The remainder of the album is a meandering journey where every corner turned reveals new surprises. While this release may showcase a softer side of Ice Dragon, it illustrates that the band refuses to be constrained by any one particular style or genre. The recent release of the band’s self-titled album is good preparation for what is to be discovered on ‘Dream Dragon’. The real beauty here is that the band continues to experiment and is able to effectively push boundaries and experiment while maintaining a consistent overall sound. Sure, the band could have chosen a new moniker to release their latest release as they have done with the darker, doomier Tentacle, but ‘Dream Dragon’ still fits comfortably within the pantheon of Ice Dragon releases.

‘Dream Dragon’ is the sound of a band indulging their creativity and their influences while having a blast in the process. This is a significant progression for Ice Dragon in terms of songwriting, playing, and Ron’s vocals show their greatest range. Hopefully Ice Dragon will continue to grow and release material that challenges their listeners. While this lighter side is a fantastic change of pace, hopefully they won’t completely abandon their doom roots on future releases…9/10

Words: Steve Miller
(Originally published at Doommantia)

Monday, July 9, 2012

Northwinds - 'Winter'

‘Winter’, the fourth album by French doom band Northwinds is a peculiar collection of folk-inflected progressive doom that is indebted as much to the pantheon of traditional doom pioneers both old and new as they are to the hard rock and proto-metal bands of the seventies. A distinguishing feature of Northwinds is that they are able to use and reference their influences without coming across as a retro act.

Folk inspired metal of any ilk usually fails miserably or sounds too contrived. While Northwinds doesn’t always succeed with harnessing their disparate influences, the results always remain interesting. In addition to traditional doom metal instrumentation the band incorporates synthesizers, organ, chimes, flute, and samples. The synthesizers are at first off-putting, but ultimately provide the tunes with a unique atmosphere. The vocals may be an obstacle for some listeners which remotely sound like a cross between the vocals of Nicola “Cynar” Rossi from Doomraiser and Pagan Altar’s Terry Jones. They are affectional and nasally, yet they complement the music.

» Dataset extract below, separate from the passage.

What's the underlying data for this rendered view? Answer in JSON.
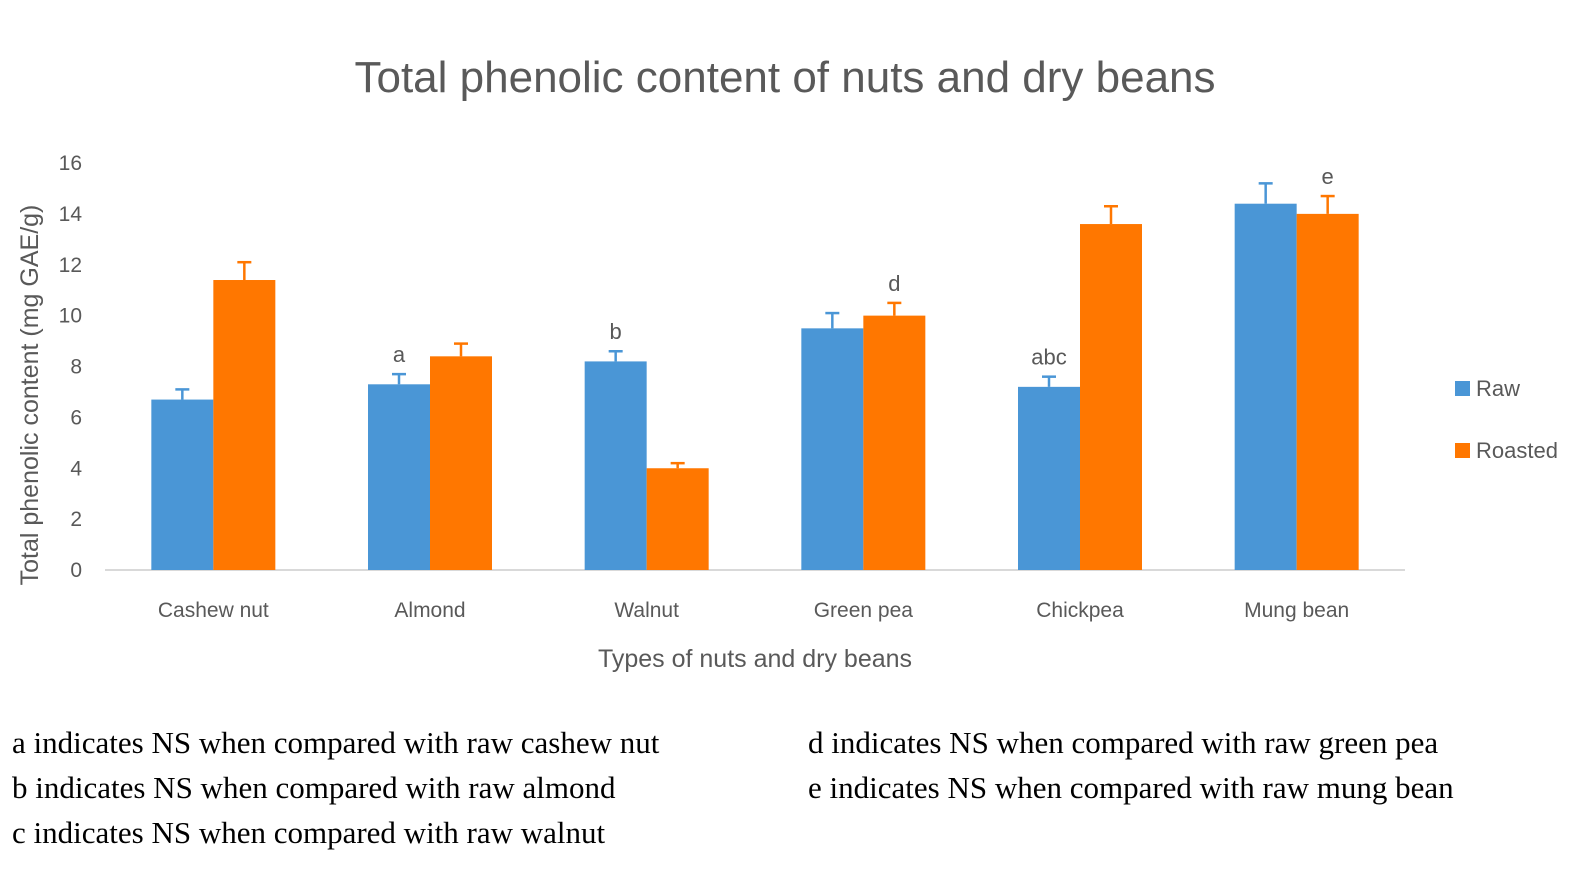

While there is no standout track, all of the tunes have unique moments. Album opener and instrumental intro “Turned to Stone” sounds as if it could have been lifted from one of many fantasy videogame cut-scenes or pause menus. It’s dramatic, grandiose, and a bit over-the-top, but it also introduces the listeners to some of the synth sounds that are recurrent throughout the recording. “Land of the Dead” begins with a killer doom riff and highlights some great bass playing accompanied with some atmospheric organ. The album-titled track, “Winter” clocks in at over twenty minutes and uses that time to effectively ebb-and-flow through all of their genre influences.

One of the best things going for Northwinds is superb, classic rock inspired bass playing that both anchors and carries each tune along. The songs teeter precariously over a precipice of ambient passages, progressive doom metal, folk, and classic rock. Despite the tug-of-war of all of these influences ‘Winter’ is not a disjointed mess, but rather a well thought-out, cohesive whole.

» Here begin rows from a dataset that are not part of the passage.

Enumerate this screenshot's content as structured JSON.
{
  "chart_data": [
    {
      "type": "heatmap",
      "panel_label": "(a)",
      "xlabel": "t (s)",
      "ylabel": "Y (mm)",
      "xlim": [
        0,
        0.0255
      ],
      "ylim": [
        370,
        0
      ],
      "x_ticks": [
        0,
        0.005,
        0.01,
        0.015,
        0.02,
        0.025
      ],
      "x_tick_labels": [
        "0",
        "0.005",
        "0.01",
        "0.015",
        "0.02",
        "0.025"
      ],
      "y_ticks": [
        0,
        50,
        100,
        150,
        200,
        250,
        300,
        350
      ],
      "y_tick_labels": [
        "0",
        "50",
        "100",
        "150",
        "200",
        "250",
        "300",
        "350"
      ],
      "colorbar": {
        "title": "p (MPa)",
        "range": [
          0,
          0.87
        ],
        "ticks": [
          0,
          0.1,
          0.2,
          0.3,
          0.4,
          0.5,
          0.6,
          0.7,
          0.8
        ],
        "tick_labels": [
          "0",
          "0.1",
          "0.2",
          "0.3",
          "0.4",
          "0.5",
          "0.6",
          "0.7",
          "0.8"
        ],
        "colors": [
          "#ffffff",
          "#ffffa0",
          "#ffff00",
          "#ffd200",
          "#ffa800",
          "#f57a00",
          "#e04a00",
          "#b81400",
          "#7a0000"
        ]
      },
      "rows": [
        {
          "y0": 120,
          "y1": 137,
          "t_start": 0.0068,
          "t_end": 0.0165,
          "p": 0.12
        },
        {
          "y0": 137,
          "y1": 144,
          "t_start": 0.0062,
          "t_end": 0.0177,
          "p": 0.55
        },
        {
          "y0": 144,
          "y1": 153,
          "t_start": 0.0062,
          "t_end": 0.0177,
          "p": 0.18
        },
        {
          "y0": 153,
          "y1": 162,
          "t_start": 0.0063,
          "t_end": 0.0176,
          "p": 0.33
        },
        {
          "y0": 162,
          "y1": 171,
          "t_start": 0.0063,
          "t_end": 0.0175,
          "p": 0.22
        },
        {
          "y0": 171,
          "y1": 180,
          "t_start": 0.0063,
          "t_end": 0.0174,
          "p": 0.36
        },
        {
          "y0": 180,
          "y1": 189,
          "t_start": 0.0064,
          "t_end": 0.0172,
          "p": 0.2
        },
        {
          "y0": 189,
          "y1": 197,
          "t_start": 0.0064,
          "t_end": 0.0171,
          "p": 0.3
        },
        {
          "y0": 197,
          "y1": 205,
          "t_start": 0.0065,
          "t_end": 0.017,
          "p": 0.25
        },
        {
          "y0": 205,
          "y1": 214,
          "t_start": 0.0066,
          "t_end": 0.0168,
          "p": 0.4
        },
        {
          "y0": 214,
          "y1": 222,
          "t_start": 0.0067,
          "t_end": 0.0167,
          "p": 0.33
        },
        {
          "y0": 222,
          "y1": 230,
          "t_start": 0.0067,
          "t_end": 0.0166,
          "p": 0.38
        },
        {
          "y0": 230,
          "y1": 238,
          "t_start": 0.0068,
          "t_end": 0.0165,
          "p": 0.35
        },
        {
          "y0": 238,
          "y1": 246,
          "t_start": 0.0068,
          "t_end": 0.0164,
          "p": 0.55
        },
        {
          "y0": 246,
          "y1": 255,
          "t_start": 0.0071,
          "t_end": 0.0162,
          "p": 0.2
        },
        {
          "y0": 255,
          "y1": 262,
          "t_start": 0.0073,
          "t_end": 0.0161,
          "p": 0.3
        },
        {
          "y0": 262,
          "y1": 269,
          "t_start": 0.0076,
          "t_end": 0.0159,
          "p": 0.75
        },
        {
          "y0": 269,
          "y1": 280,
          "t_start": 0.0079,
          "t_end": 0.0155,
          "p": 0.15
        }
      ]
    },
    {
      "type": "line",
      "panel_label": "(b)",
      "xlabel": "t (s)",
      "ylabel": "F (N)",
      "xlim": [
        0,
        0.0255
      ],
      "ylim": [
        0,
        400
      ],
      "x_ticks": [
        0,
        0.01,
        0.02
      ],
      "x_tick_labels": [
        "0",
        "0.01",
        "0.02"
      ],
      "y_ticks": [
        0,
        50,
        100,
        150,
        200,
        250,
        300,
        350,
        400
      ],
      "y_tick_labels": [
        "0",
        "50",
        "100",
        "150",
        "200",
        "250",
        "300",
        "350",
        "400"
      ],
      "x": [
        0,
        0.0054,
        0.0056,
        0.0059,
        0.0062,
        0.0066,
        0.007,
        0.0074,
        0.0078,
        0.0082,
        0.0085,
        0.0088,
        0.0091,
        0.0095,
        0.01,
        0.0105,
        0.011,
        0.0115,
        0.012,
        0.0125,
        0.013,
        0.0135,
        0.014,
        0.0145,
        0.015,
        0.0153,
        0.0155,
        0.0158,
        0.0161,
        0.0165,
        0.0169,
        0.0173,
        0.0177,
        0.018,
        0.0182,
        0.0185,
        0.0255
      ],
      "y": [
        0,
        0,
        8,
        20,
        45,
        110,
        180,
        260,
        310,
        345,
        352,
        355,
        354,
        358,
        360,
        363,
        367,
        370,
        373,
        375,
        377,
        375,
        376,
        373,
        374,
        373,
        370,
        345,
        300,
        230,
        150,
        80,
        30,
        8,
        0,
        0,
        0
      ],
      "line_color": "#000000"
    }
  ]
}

Adventurous listeners and fans of classic rock or progressive doom will probably get the most out of ‘Winter’. An initial listen may be off-putting, but with a little patience doom metal fans will be rewarded with the sounds offered by this unique band. Besides, if you make it to the last track you’ll hear an interesting, sped-up, slightly funky cover of Saint Vitus’ “Clear Windowpane”. This album is definitely a grower and worth checking out.